Let $(X, \mathcal{T})$ be a topological space, $S(X)$ be the set of topologies in $X$, and

$$\mathcal{T}^P = \bigcap \{\mathcal{T}^* \in S(X) : \mathcal{T} \subset \mathcal{T}^* \textrm{ and } (X, \mathcal{T}^*) \textrm{ is locally connected}\}.$$

Is $\mathcal{T}^P$ locally connected?

Notes:

• Discrete topology refines any topology and is locally connected, so the above intersection is well-defined.
• $\mathcal{T}^P$ is a topology in $X$ (proof here)
• $\mathcal{T} \subset \mathcal{T}^P$
• If $(X, \mathcal{T})$ is locally connected, then $\mathcal{T}^P = \mathcal{T}$.
• If $(X, \mathcal{T})$ is finite or finitely generated, then $(X, \mathcal{T})$ is locally connected.
• So a possible counter-example must have infinite $X$.
• Quotient map preserves local connectedness.

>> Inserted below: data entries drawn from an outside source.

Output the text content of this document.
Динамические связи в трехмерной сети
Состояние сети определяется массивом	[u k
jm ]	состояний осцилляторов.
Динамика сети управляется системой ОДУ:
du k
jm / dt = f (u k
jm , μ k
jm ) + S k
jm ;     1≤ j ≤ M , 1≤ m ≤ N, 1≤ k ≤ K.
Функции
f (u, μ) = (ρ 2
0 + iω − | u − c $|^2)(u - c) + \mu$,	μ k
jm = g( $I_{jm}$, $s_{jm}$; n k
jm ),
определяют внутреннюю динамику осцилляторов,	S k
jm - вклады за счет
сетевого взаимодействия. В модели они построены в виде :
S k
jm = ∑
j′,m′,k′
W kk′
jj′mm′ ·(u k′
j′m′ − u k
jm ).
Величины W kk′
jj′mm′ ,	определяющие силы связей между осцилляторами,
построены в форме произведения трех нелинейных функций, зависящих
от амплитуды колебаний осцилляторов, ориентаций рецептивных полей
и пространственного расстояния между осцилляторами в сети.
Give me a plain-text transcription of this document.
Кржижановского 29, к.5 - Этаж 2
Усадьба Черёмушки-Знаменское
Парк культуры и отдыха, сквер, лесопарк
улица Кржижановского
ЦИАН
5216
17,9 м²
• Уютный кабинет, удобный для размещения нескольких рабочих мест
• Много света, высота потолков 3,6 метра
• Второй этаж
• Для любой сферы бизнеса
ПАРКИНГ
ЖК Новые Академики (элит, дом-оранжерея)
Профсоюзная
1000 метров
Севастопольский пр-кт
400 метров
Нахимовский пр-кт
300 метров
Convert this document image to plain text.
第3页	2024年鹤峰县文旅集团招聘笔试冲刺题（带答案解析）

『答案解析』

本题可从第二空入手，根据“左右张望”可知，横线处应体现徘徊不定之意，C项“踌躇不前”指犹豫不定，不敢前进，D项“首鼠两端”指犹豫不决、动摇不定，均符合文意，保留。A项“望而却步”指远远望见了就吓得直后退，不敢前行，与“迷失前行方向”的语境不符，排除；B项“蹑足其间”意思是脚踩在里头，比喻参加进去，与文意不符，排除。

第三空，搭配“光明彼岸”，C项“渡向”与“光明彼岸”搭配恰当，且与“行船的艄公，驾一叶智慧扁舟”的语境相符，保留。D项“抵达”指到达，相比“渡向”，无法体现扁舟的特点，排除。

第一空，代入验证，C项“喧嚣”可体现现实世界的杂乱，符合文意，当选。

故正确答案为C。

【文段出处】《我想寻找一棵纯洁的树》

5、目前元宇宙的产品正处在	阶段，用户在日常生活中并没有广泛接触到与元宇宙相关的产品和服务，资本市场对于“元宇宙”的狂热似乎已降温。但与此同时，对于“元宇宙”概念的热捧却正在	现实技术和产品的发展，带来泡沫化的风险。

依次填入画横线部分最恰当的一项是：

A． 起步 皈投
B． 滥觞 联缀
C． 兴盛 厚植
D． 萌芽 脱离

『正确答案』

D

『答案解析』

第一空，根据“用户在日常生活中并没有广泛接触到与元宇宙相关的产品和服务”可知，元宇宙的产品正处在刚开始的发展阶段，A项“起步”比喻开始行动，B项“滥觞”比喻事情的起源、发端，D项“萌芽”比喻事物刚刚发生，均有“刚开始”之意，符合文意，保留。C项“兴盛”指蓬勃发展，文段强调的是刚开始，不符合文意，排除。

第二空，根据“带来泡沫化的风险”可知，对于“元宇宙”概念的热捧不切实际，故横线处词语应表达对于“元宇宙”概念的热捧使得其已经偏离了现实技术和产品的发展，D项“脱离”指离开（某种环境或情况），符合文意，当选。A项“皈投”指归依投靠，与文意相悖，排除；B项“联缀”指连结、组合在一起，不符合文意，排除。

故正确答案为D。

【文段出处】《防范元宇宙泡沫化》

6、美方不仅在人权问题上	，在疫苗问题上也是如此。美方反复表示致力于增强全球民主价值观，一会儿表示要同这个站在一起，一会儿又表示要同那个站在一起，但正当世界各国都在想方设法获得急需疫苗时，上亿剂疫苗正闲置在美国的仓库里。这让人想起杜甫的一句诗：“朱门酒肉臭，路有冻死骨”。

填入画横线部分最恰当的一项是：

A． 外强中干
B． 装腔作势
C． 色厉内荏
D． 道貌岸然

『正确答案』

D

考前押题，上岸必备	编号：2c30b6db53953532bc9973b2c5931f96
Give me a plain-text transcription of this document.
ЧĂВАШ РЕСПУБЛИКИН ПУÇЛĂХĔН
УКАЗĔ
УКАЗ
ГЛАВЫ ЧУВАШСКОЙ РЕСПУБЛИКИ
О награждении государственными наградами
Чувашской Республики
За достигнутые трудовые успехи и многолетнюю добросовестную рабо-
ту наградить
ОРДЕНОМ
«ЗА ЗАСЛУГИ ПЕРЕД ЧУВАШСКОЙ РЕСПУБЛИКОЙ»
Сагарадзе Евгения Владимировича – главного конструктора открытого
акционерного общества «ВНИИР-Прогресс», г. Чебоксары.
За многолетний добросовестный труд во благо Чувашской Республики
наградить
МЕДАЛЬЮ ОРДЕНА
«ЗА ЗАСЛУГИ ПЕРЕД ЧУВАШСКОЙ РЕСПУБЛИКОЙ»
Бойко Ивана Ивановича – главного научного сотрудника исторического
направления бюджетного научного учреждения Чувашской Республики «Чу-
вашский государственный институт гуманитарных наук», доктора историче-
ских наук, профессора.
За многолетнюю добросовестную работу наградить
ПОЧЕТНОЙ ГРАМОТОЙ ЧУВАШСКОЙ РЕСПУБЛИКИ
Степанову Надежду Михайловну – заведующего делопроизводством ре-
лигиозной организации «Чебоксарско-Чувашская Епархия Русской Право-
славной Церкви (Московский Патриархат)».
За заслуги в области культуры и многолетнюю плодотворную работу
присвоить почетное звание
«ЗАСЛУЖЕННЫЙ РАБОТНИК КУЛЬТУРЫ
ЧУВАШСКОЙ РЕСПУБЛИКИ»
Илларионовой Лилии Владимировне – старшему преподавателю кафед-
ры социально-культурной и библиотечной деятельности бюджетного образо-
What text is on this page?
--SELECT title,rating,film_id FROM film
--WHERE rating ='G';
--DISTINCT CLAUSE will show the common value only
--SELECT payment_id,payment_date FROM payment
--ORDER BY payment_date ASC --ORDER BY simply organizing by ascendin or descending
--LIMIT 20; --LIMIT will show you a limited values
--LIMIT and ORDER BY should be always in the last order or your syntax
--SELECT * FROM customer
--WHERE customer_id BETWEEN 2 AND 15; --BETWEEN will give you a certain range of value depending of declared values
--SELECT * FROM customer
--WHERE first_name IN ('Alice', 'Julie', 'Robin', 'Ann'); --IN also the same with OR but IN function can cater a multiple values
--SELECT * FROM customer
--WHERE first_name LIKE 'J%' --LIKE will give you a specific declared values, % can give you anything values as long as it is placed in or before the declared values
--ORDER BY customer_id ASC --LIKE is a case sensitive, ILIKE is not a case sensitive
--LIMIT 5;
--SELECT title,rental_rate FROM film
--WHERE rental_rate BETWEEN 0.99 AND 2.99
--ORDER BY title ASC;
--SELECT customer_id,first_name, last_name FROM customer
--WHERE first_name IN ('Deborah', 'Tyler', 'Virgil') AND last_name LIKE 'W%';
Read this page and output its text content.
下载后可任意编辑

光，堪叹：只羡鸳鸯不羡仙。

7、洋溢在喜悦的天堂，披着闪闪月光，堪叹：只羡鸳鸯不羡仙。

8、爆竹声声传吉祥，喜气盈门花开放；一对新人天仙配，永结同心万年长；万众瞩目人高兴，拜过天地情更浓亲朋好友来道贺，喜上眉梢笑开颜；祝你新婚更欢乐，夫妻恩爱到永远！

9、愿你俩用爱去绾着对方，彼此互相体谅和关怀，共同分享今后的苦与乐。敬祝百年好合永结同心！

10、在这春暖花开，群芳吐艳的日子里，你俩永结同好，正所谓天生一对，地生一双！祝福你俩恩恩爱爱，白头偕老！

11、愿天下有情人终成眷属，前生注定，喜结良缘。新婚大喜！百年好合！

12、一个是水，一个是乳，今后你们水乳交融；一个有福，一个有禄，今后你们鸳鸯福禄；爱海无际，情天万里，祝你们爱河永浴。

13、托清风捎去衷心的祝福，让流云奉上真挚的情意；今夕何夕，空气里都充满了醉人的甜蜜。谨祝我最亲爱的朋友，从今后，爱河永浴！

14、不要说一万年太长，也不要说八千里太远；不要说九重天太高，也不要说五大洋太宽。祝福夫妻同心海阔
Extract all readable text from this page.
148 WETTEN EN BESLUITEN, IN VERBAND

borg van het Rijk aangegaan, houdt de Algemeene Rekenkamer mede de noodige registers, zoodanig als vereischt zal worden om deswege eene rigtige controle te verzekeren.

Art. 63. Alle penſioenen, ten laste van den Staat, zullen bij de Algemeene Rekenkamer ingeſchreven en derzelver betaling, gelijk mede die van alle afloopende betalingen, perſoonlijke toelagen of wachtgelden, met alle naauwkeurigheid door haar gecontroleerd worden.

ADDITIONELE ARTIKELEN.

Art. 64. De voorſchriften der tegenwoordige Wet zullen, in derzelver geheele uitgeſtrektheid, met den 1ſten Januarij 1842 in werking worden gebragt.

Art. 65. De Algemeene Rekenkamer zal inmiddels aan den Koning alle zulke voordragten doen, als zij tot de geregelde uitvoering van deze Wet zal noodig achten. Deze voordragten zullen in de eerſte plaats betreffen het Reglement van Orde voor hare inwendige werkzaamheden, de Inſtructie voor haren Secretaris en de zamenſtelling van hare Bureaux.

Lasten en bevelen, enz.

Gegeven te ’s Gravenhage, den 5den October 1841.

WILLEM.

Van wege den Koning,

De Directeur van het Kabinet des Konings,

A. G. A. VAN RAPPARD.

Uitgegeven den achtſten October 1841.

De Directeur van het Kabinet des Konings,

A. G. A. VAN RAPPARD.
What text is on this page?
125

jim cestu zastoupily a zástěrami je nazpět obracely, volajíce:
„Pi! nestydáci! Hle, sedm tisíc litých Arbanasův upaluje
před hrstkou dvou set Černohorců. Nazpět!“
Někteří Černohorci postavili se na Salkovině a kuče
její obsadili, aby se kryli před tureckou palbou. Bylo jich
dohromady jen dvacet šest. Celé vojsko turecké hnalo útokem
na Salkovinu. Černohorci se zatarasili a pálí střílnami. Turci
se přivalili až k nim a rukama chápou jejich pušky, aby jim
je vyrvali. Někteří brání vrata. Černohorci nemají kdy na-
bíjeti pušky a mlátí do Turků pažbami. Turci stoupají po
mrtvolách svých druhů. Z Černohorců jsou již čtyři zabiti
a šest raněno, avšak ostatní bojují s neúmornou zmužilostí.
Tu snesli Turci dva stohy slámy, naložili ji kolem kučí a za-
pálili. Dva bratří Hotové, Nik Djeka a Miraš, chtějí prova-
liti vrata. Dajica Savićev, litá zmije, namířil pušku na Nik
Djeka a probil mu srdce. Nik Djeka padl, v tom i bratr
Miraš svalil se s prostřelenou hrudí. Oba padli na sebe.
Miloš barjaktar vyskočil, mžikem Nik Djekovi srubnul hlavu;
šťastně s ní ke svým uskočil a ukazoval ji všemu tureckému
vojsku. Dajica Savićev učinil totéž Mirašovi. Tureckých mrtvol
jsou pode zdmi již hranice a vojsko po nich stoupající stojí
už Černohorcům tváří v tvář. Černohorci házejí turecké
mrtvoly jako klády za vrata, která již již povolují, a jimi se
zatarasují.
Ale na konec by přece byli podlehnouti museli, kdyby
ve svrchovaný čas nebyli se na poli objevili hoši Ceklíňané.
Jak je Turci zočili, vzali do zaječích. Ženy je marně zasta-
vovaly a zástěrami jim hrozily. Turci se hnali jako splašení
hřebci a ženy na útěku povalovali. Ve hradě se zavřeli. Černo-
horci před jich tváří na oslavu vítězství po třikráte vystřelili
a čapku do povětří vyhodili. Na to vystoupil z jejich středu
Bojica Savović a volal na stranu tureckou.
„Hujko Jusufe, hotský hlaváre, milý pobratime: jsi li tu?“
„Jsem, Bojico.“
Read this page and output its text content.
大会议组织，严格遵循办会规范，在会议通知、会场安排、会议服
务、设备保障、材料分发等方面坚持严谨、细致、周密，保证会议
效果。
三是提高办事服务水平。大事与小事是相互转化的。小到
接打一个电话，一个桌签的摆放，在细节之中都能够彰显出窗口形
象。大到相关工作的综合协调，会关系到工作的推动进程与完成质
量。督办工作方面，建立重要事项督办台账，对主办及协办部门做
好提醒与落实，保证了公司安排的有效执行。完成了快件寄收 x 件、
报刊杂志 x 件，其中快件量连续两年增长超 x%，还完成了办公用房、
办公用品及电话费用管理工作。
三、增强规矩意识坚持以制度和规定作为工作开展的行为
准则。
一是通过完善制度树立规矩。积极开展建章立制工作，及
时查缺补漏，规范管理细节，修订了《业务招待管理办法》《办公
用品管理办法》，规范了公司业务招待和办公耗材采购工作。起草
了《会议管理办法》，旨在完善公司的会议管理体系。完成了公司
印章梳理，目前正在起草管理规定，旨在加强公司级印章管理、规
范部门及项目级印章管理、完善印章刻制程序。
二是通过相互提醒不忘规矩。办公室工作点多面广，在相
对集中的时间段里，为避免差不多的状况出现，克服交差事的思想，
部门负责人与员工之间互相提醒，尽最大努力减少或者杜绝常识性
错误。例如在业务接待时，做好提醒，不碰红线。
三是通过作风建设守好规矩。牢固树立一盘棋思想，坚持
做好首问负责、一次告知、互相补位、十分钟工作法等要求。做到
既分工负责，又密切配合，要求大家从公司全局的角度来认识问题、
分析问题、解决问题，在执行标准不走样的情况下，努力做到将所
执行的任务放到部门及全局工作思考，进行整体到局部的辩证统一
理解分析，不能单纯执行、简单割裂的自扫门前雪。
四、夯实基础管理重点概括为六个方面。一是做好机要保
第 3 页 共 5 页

It seems to me that there should be a counter-example.

Answer 1

Yes. Given a topology $\mathcal{T}$ on $X$, let $c(\mathcal{T})$ be topology in $X$ generated by the $\mathcal{T}$-connected components of all the $\mathcal{T}$-open subsets of $X$. Then any locally connected topology $\mathcal{T}^*$ containing $\mathcal{T}$ must contain $c(\mathcal{T})$, since if $U$ is $\mathcal{T}$-open then each $\mathcal{T}$-connected component of $U$ is a union of $\mathcal{T}^*$-connected components of $U$ which are $\mathcal{T}^*$-open by local connectedness. Also, if $\mathcal{T}=c(\mathcal{T})$, then $\mathcal{T}$ is locally connected, since the connected components of each element of $\mathcal{T}$ are in $c(\mathcal{T})$.

Now iterate this construction transfinitely. That is, recursively define $c^\alpha(\mathcal{T})$ for each ordinal $\alpha$ by $c_0(\mathcal{T})=\mathcal{T}$, $c^{\alpha+1}(\mathcal{T})=c(c^{\alpha}(\mathcal{T}))$, and $c^\alpha(\mathcal{T})$ is the topology generated by $\bigcup_{\beta<\alpha}c^\beta(\mathcal{T})$ if $\alpha$ is a limit ordinal. This defines an increasing sequence of topologies on $X$ which must eventually stabilize (since there are more ordinals than topologies on $X$). That is, for some $\alpha$, $c(c^\alpha(\mathcal{T}))=c^\alpha(\mathcal{T})$. Then $c^\alpha(\mathcal{T})$ is locally connected. But also, any locally connected topology containing $\mathcal{T}$ contains $c^\beta(\mathcal{T})$ for all $\beta$ (by induction on $\beta$). It follows that your $\mathcal{T}^P$ is equal to $c^\alpha(\mathcal{T})$ and is locally connected.